The government has filed its brief in the appeal Ed Moloney and Anthony McIntyre took from Judge Young’s decision denying their motion for leave to intervene in Boston College’s attempt to quash the government’s subpoenas for the Belfast Project interviews.
The government’s statement of the issues outlines its arguments pretty simply:
1. The intervention issue presented in appeal No. 11-2511 is not mooted by the appeal from dismissal of the separate civil action, No. 12-1159; rather, resolution of the intervention issue is dispositive of the issues presented on appeal.
2. The district court did not abuse its discretion in denying appellants’ motion to intervene in the proceeding to quash the government’s subpoenas.
3. Because appellants were properly denied intervention and Boston College did not appeal the district court’s rulings on the motion to quash, appellants’ challenges to those rulings are not before this Court; nonetheless, appellants and amicus fail to establish any error in the district court’s ruling that the documents should be turned over.
4. The district court’s conclusion that appellants were not entitled to intervention to present their claims against the Attorney General is preclusive of their separate civil action; alternatively, the civil action was properly dismissed, including because, as the district court found, the Attorney General properly discharged his obligations.

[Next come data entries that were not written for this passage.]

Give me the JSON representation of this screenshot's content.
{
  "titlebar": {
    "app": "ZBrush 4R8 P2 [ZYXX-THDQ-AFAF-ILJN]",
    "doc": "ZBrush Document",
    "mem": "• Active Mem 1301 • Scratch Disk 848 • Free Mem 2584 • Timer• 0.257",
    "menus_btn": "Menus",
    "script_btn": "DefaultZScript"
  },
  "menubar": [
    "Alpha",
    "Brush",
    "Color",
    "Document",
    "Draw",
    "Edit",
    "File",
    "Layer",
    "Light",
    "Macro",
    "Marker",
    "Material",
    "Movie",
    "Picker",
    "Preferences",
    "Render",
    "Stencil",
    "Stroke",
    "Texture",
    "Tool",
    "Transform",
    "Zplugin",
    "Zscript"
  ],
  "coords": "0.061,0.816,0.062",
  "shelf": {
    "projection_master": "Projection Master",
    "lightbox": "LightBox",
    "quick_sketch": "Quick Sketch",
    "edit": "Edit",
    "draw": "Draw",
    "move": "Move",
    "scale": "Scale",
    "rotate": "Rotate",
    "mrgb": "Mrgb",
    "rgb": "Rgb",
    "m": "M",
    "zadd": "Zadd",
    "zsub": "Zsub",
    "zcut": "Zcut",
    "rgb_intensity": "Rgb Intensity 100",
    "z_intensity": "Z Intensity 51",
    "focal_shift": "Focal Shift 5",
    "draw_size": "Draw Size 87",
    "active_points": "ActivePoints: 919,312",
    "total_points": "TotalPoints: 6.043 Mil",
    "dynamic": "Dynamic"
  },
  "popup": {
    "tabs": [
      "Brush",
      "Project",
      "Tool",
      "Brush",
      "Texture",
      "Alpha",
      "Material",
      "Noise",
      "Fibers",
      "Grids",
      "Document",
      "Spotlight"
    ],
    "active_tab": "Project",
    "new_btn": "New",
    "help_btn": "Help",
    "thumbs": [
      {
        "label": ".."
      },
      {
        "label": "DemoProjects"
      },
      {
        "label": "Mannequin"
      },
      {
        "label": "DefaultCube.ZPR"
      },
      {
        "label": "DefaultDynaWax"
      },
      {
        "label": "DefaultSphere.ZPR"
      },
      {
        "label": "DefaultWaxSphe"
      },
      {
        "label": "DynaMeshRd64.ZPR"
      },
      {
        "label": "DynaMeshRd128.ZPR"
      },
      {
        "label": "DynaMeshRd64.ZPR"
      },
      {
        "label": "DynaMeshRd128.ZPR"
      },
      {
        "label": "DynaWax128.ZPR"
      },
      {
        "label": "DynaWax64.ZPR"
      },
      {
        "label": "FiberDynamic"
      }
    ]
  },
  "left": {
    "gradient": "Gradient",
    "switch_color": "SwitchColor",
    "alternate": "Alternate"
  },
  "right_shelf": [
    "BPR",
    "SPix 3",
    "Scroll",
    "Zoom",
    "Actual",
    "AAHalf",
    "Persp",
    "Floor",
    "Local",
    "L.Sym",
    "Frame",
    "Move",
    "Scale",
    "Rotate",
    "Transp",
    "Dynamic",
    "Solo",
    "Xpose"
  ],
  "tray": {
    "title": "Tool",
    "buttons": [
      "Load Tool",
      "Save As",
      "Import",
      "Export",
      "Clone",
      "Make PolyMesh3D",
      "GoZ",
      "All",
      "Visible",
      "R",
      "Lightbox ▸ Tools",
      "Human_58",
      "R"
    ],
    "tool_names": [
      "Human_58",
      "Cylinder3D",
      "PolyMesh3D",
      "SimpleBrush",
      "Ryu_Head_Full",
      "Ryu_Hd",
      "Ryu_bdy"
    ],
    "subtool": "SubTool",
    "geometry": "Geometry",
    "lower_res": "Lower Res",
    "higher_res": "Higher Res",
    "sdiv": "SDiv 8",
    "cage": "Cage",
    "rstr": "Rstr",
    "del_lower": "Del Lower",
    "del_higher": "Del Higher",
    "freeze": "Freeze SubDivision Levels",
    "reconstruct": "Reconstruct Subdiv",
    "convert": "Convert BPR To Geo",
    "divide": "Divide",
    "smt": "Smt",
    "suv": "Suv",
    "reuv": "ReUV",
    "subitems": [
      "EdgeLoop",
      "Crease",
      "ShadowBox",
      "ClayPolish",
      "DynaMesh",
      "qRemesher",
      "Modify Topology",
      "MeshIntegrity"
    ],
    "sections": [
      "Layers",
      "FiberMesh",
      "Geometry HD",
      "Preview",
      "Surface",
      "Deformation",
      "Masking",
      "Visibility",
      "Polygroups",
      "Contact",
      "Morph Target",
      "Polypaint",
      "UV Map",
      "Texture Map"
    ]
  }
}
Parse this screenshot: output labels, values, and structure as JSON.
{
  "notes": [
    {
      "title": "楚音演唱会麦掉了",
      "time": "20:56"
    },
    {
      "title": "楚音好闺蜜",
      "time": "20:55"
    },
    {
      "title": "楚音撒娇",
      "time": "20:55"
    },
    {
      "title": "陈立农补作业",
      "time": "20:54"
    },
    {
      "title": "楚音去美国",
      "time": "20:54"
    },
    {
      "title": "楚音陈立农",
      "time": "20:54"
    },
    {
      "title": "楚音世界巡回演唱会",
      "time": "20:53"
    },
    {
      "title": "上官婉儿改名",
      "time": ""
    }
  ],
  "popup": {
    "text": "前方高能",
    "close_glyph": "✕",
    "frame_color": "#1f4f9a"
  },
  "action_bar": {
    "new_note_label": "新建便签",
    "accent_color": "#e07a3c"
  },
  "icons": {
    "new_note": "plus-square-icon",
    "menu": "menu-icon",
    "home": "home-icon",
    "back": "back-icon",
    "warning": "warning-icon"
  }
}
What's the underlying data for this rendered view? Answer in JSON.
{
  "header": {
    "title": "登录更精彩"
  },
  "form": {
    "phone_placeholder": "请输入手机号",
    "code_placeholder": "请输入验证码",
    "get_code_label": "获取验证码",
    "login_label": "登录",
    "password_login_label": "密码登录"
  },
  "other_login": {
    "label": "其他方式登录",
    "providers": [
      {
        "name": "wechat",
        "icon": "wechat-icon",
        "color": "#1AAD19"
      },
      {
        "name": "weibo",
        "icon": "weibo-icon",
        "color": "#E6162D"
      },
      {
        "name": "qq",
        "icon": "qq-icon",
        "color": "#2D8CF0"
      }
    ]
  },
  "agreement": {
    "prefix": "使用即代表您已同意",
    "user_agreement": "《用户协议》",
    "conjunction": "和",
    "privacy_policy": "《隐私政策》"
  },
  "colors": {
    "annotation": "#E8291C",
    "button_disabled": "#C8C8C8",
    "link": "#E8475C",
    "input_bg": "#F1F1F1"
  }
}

The biggest surprise to me is the first point. I expected the government to say that the appeal in the intervention case was moot because of the judge’s decision in the second case, and that Moloney & McIntyre’s claim in the second case failed on the merits. Instead, the government says that the judge was right to deny them the right to intervene, and that the his decision, which addressed the merits of some of the claims, has claim preclusive effect, effectively barring Moloney & McIntyre from bringing the claims in the second case.
The government argues, correctly in my view, that Moloney & McIntyre have no right to enforce the provisions of the US/UK MLAT. The closer question is whether Moloney & McIntyre have an interest in the underlying First Amendment question—whether they have a First Amendment privilege to keep BC from turning over the documents. The government disposes of McIntyre’s claims by pointing out that he is an alien who lives outside the United States and that he therefore has no First Amendment rights, citing Kleindienst v. Mandel, 408 U.S. 753 (1972). The government asserts that Moloney does not really make out a sufficient claim that he is at risk of physical harm or a legal argument that such a risk is sufficient to give him standing. The government asserts that Moloney lacks standing to assert that the subpoenas pose a risk to the enterprise of oral history because he cannot point to any effect on himself in particular. Most boldly, the government goes for it and argues that there simply is no First Amendment academic’s privilege:
There is no recognized privilege for reporters to shield their sources or refuse to testify in a criminal grand jury investigation, let alone a recognized “academic privilege” that may be invoked to withhold evidence. … Simply put, the obligation to provide evidence applies to journalists and their sources [citing the Judith Miller case].
There is more in the brief to be digested—it is worth a read. I anticipate returning to this case when Moloney & McIntyre file a reply brief, and I hope to be able to cover the hearing for you (though not via liveblog—my request to the First Circuit to permit liveblogging was, sadly, denied).